Однажды вечером в феврале 1895-го года я узнал, что маркиз Куинсберри оставил для Оскара оскорбительную открытку в клубе «Альбермарл». Мой информатор радостно добавил, что теперь-то Оскару придется на это ответить, и мы посмотрим, есть ли у него порох в пороховницах. В его словах не было никакой злобы - просто любовь англичан к ожесточенной драке и любопытство по поводу ее исхода.
Вскоре я получил от Оскара записку, он спрашивал, можно ли зайти ко мне сегодня. Я был дома, и он пришел около пяти часов.
Сначала Оскар сохранял старую маску надменности, которую привык носить в последнее время.
- Фрэнк, я подаю иск против маркиза Куисберри, - мрачно начал Оскар, - за уголовную клевету. Он - просто дикое животное. Мои адвокаты говорят, что я наверняка выиграю. Но также они говорят, что некоторые написанные мною вещи могут быть использованы в суде против меня. Тебе известны все мои произведения, не мог бы ты, как редактор «The Fortnightly Review», явиться в суд в качестве свидетеля защиты, например, засвидетельствовать, что «Дориан Грей» - не аморальное произведение?
- Да, - ответил я, не раздумывая. - Я засвидетельствую это с радостью. Более того, я скажу, что ты - один из немногих людей, которых я знаю, беседы и произведения которого не содержат какой-либо грубости.
- О, Фрэнк, правда? Это было бы так чудесно с твоей стороны, - воскликнул Оскар. - Мои адвокаты посоветовали попросить тебя об этом, но они боялись, что ты откажешься: твое свидетельство поможет выиграть процесс.
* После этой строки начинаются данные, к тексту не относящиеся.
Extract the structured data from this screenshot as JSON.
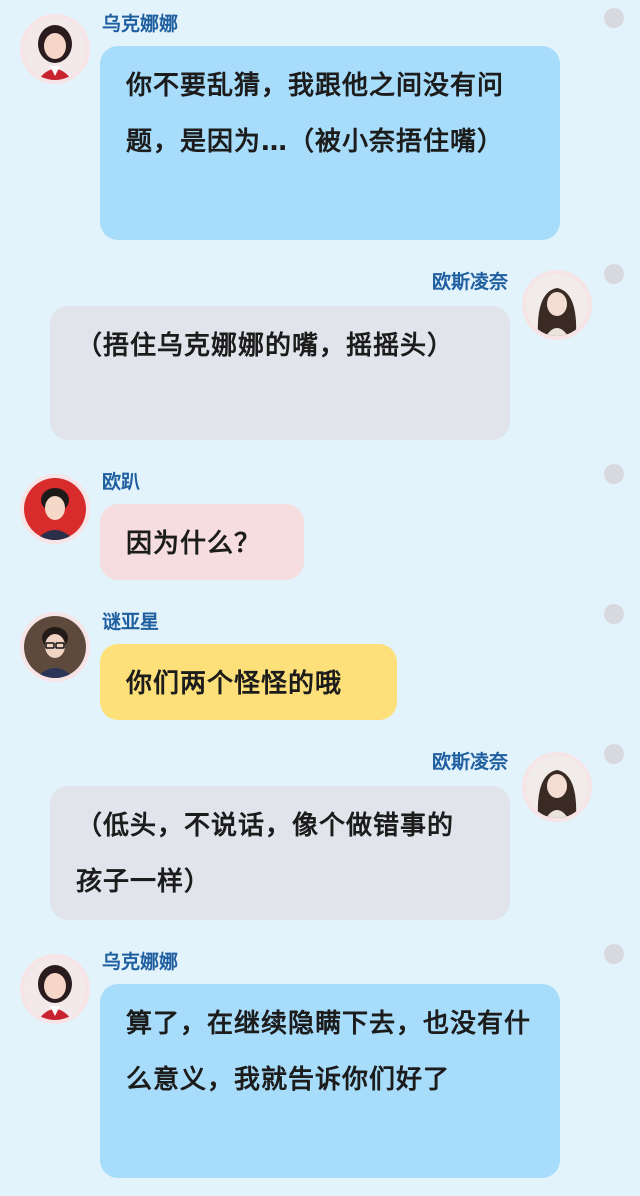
{
  "messages": [
    {
      "side": "left",
      "name": "乌克娜娜",
      "text": "你不要乱猜，我跟他之间没有问题，是因为…（被小奈捂住嘴）",
      "color": "blue",
      "avatar_icon": "avatar-female-red-uniform-icon"
    },
    {
      "side": "right",
      "name": "欧斯凌奈",
      "text": "（捂住乌克娜娜的嘴，摇摇头）",
      "color": "gray",
      "avatar_icon": "avatar-female-long-hair-icon"
    },
    {
      "side": "left",
      "name": "欧趴",
      "text": "因为什么？",
      "color": "pink",
      "avatar_icon": "avatar-male-red-background-icon"
    },
    {
      "side": "left",
      "name": "谜亚星",
      "text": "你们两个怪怪的哦",
      "color": "yellow",
      "avatar_icon": "avatar-male-glasses-icon"
    },
    {
      "side": "right",
      "name": "欧斯凌奈",
      "text": "（低头，不说话，像个做错事的孩子一样）",
      "color": "gray",
      "avatar_icon": "avatar-female-long-hair-icon"
    },
    {
      "side": "left",
      "name": "乌克娜娜",
      "text": "算了，在继续隐瞒下去，也没有什么意义，我就告诉你们好了",
      "color": "blue",
      "avatar_icon": "avatar-female-red-uniform-icon"
    }
  ],
  "colors": {
    "background": "#e3f3fc",
    "name_text": "#1f5f9f",
    "bubble_blue": "#a8dcfb",
    "bubble_gray": "#e1e5eb",
    "bubble_pink": "#f5dde0",
    "bubble_yellow": "#fde07a",
    "dot": "#d6dadf"
  }
}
Это так чудесно с твоей стороны, - голос Оскара дрожал, он отвернулся, чтобы скрыть слёзы.
- Оскар, я сделаю для тебя всё, что в моих силах, - сказал я. - Я сделаю всё, что смогу, с удовольсьвием, но прошу тебя - обдумай всё тщательнейшим образом. Английский суд не дает мне никаких поводов верить в честное рассмотрение дела, и я уверен, что в вопросах искусства и морали английский суд - наихудший суд в цивилизованном мире.
Оскар нетерпеливо покачал головой.
- Я ничего не могу поделать, ничего не могу изменить, - сказал он.
- Выслушай меня, - настаивал я. - Ты ведь помнишь процесс Уистлера и Рескина. Ты ведь знаешь, что Уистлер должен был выиграть дело, Рескин был позорнейшим образом виновен, но британский суд присяжных и так называемые британские художники отнеслись к Уистлеру и его превосходному творчеству с презрением. Возьмем другой пример - дело Белта: все члены Академии честно засвидетельствовали в суде, что Белт - мошенник, но суд присяжных постановил выплатить ему 5 000 фунтов стерлингов, а через год его приговорили к каторжным работам за те самые мошенничества, которые, как решил суд во время первого процесса, он не совершал. Английский суд отлично подходит для двоих обычных мужчин, которые ведут тяжбу из-за обычного делового конфликта. Именно для этого он создан. Но судить Уистлера, судить о таланте или аморальности художника - значит просить суд сделать то, для чего он полностью непригоден. Там нет ни одного судьи, чье мнение по этому вопросу заслуживало бы хотя бы малейшего внимания, а присяжные отстали от судьи еще на тысячу лет.